Investors who have been burned at one company will be
more reluctant to support high valuations elsewhere. As word spreads through
the venture community, other investors will turn cautious as well. Venture
investing is like any other market, torn between greed and fear.
“Without a doubt, the fear cycle is what we’re living
through right now,” says Yatin Mundkur, a venture capitalist at Artiman
Ventures, in Palo Alto, Calif.
“Empirically, there are so many unicorns that many of
them have to pop,” said Jason Lemkin, a venture capitalist formerly with Storm
Ventures. “Two hundred and some-odd unicorns won't yield that many
billion-dollar companies.”
Cracks are emerging at some companies. Messaging app
TangoMe Inc., mobile-gaming company Kabam Inc. and the parent company of
wearable-device maker Jawbone, all valued at $1 billion or more, have laid off
employees in the past few months. Another sign of increasing pressure: Nine of
the 88 U.S. companies valued at $1 billion or more, according to Dow Jones
VentureSource, have changed CEOs in the past several months.
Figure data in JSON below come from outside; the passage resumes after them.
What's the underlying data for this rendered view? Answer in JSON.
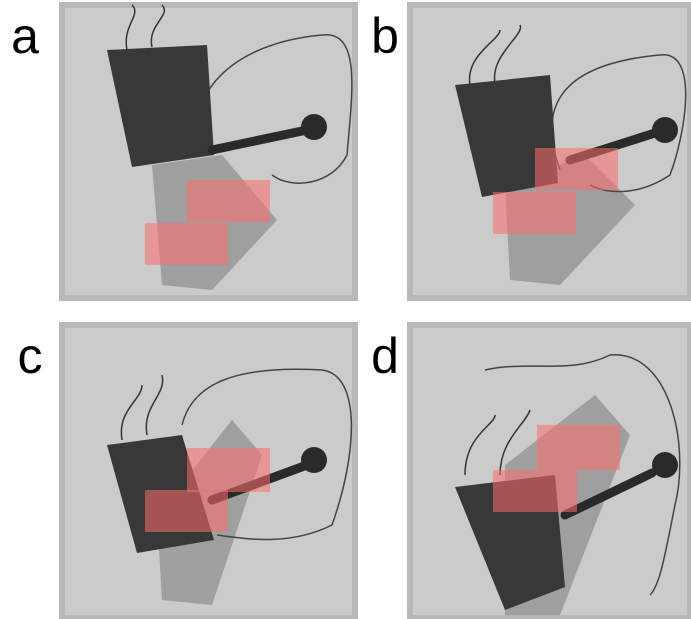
{
  "panels": [
    {
      "label": "a"
    },
    {
      "label": "b"
    },
    {
      "label": "c"
    },
    {
      "label": "d"
    }
  ]
}
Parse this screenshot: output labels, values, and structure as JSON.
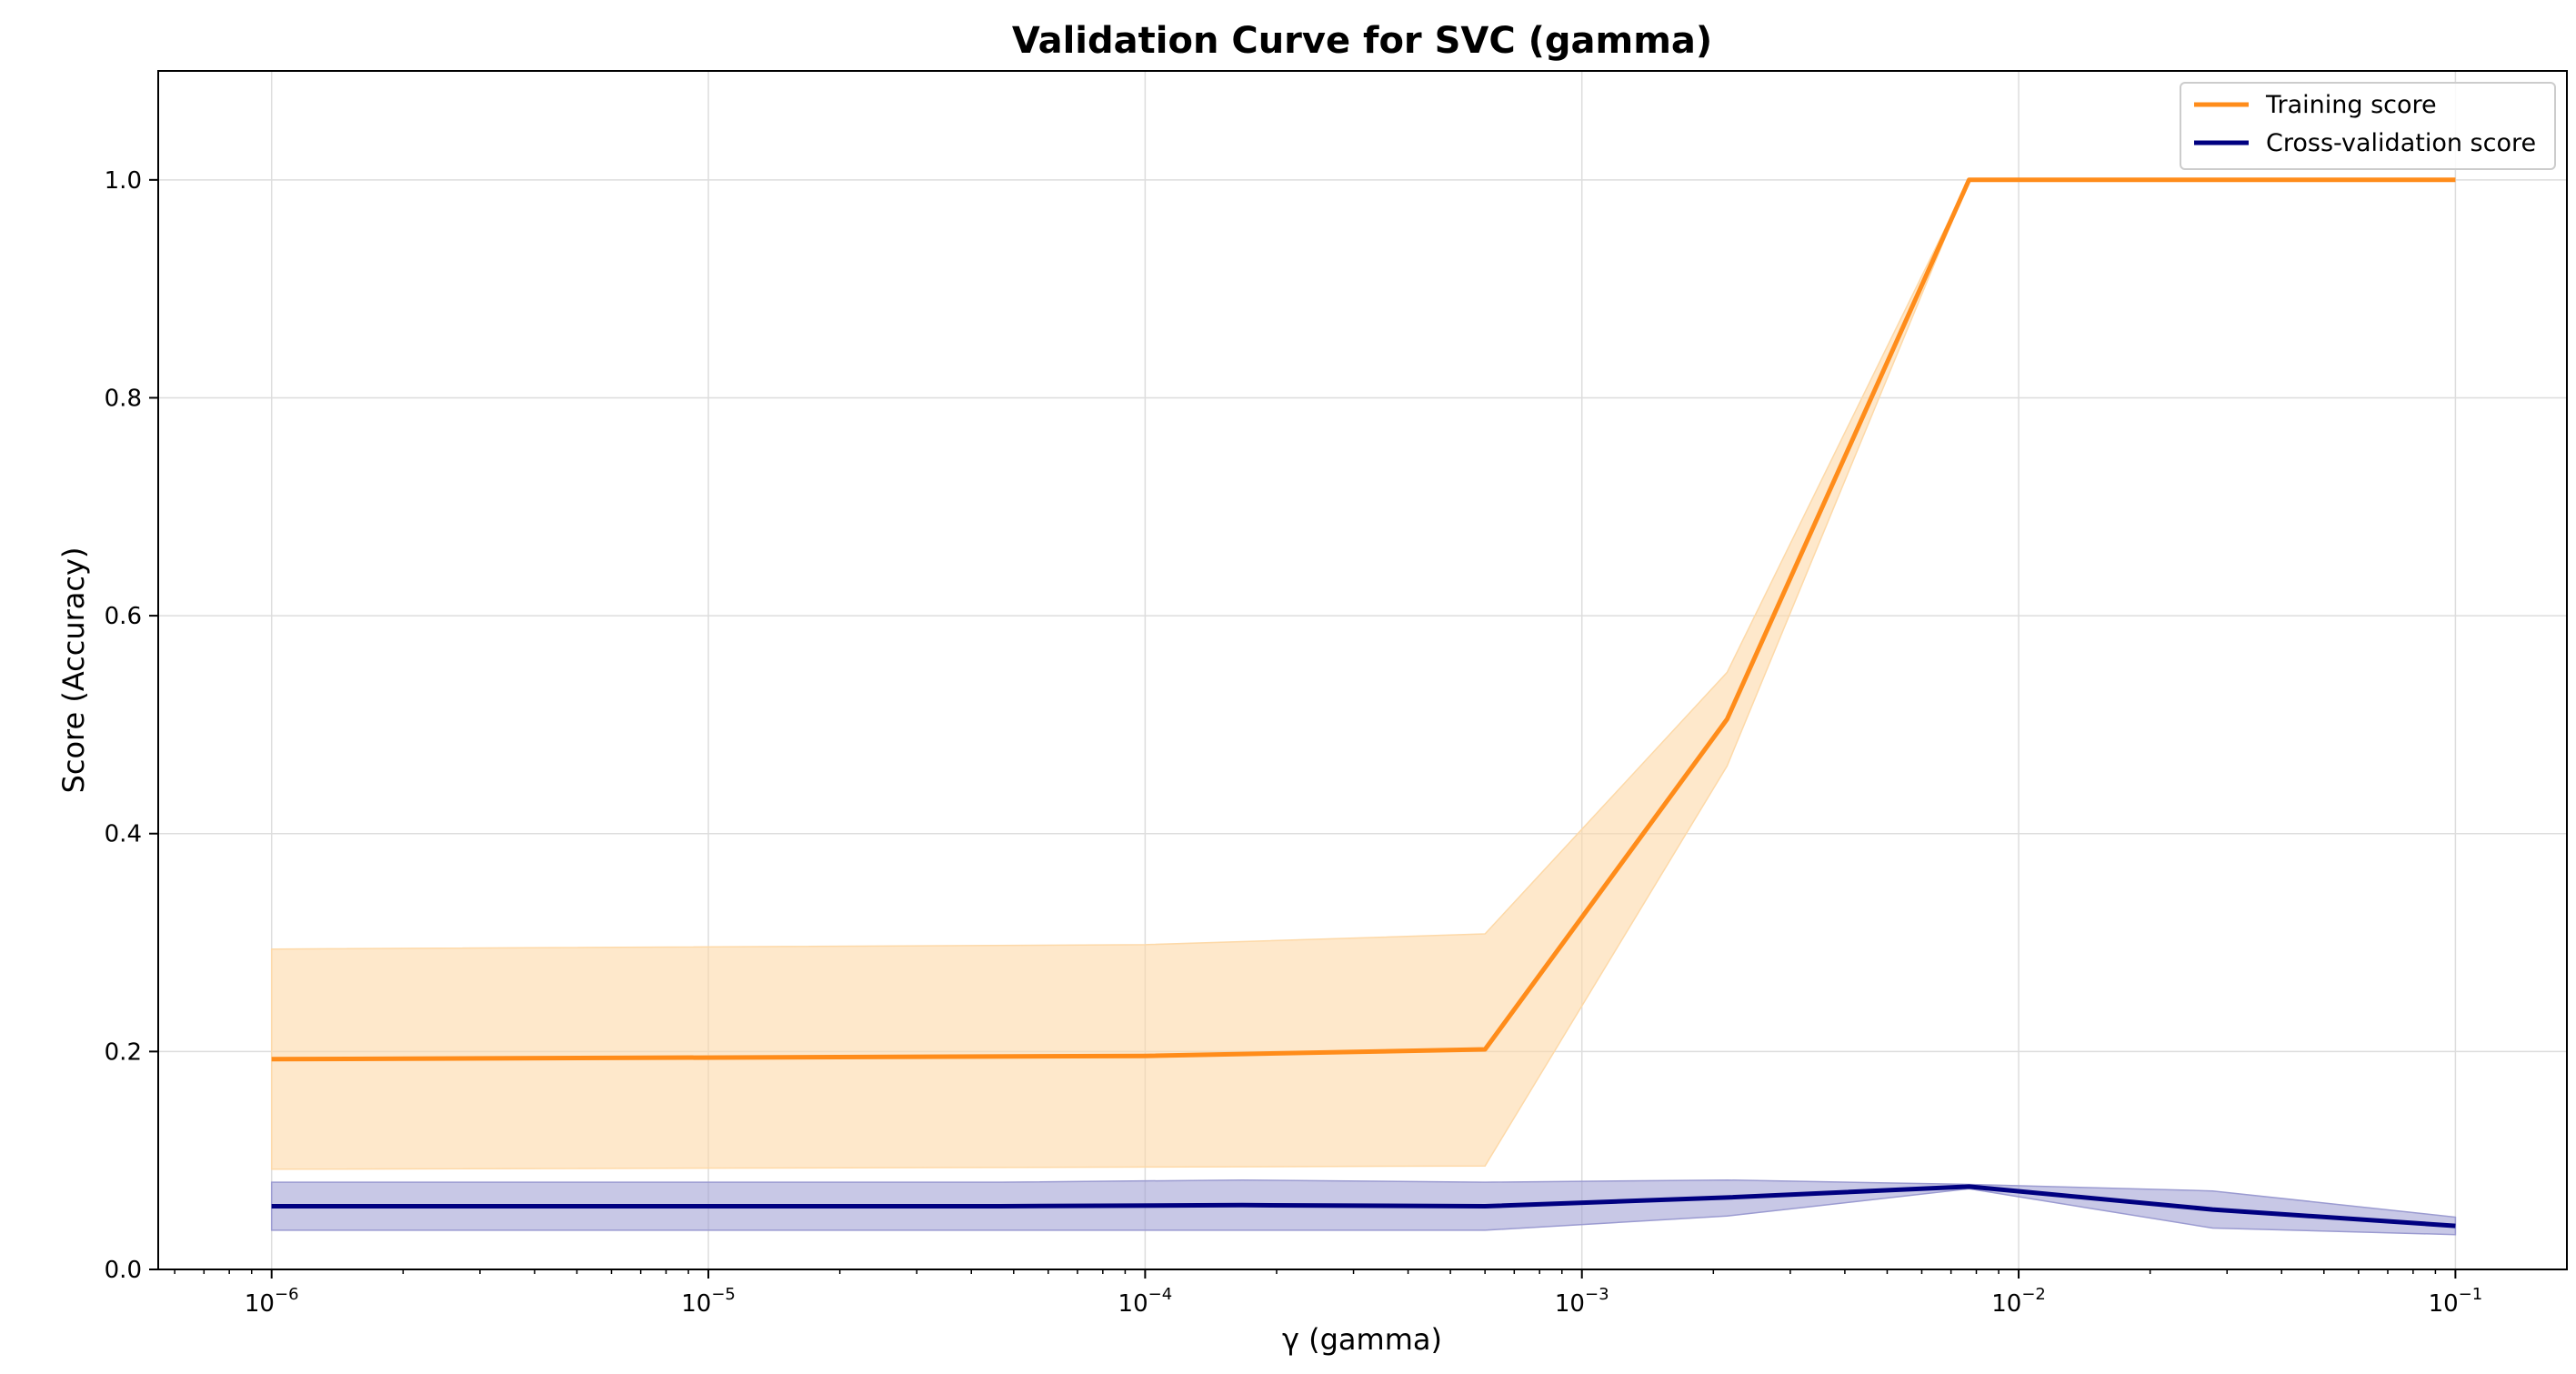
{
  "chart_data": {
    "type": "line",
    "title": "Validation Curve for SVC (gamma)",
    "xlabel": "γ (gamma)",
    "ylabel": "Score (Accuracy)",
    "xscale": "log",
    "xlim": [
      5.5e-07,
      0.18
    ],
    "ylim": [
      0.0,
      1.1
    ],
    "grid": true,
    "legend_position": "top-right",
    "x": [
      1e-06,
      4.64e-06,
      2.15e-05,
      0.0001,
      0.000464,
      0.00215,
      0.01,
      0.0464,
      0.1
    ],
    "x_ticks": [
      {
        "value": 1e-06,
        "base": "10",
        "exp": "−6"
      },
      {
        "value": 1e-05,
        "base": "10",
        "exp": "−5"
      },
      {
        "value": 0.0001,
        "base": "10",
        "exp": "−4"
      },
      {
        "value": 0.001,
        "base": "10",
        "exp": "−3"
      },
      {
        "value": 0.01,
        "base": "10",
        "exp": "−2"
      },
      {
        "value": 0.1,
        "base": "10",
        "exp": "−1"
      }
    ],
    "y_ticks": [
      {
        "value": 0.0,
        "label": "0.0"
      },
      {
        "value": 0.2,
        "label": "0.2"
      },
      {
        "value": 0.4,
        "label": "0.4"
      },
      {
        "value": 0.6,
        "label": "0.6"
      },
      {
        "value": 0.8,
        "label": "0.8"
      },
      {
        "value": 1.0,
        "label": "1.0"
      }
    ],
    "series": [
      {
        "name": "Training score",
        "color": "#ff8c1a",
        "band_color": "#fdd9a8",
        "x": [
          1e-06,
          0.0001,
          0.0006,
          0.00215,
          0.0077,
          0.1
        ],
        "values": [
          0.193,
          0.196,
          0.202,
          0.505,
          1.0,
          1.0
        ],
        "upper": [
          0.294,
          0.298,
          0.308,
          0.548,
          1.0,
          1.0
        ],
        "lower": [
          0.092,
          0.094,
          0.095,
          0.462,
          1.0,
          1.0
        ]
      },
      {
        "name": "Cross-validation score",
        "color": "#000080",
        "band_color": "#9b9bd1",
        "x": [
          1e-06,
          4.64e-05,
          0.000167,
          0.0006,
          0.00215,
          0.0077,
          0.0278,
          0.1
        ],
        "values": [
          0.058,
          0.058,
          0.059,
          0.058,
          0.066,
          0.076,
          0.055,
          0.04
        ],
        "upper": [
          0.08,
          0.08,
          0.082,
          0.08,
          0.082,
          0.078,
          0.072,
          0.048
        ],
        "lower": [
          0.036,
          0.036,
          0.036,
          0.036,
          0.049,
          0.074,
          0.038,
          0.032
        ]
      }
    ]
  }
}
The list includes health-benefits broker Zenefits Inc.,
last valued at $4.5 billion, where founder and CEO Parker Conrad resigned in
February after coming under fire for inadequate compliance procedures.
Capital-intensive startups that benefited from easy venture-capital financing
are arguably the most vulnerable to the new funding climate.
The biggest elephant in the room is Uber Technologies
Inc., valued at $62.5 billion. The company claims it is profitable by some
measures in North America, but it is spending huge amounts of money to capture
markets in China and elsewhere.
If the world’s most valuable startup must curtail its
ambitions, it would send shock waves through the whole system.
Precisely when current weakness in the system forces a
correction even sharper than what we’ve already seen is impossible to predict,
because it is about mass psychology as much as it is the financial system.
At that point, companies may fail the way Ernest
Hemingway’s character Mike Campbell in “The Sun Also Rises” said he went
bankrupt: “gradually, then suddenly.”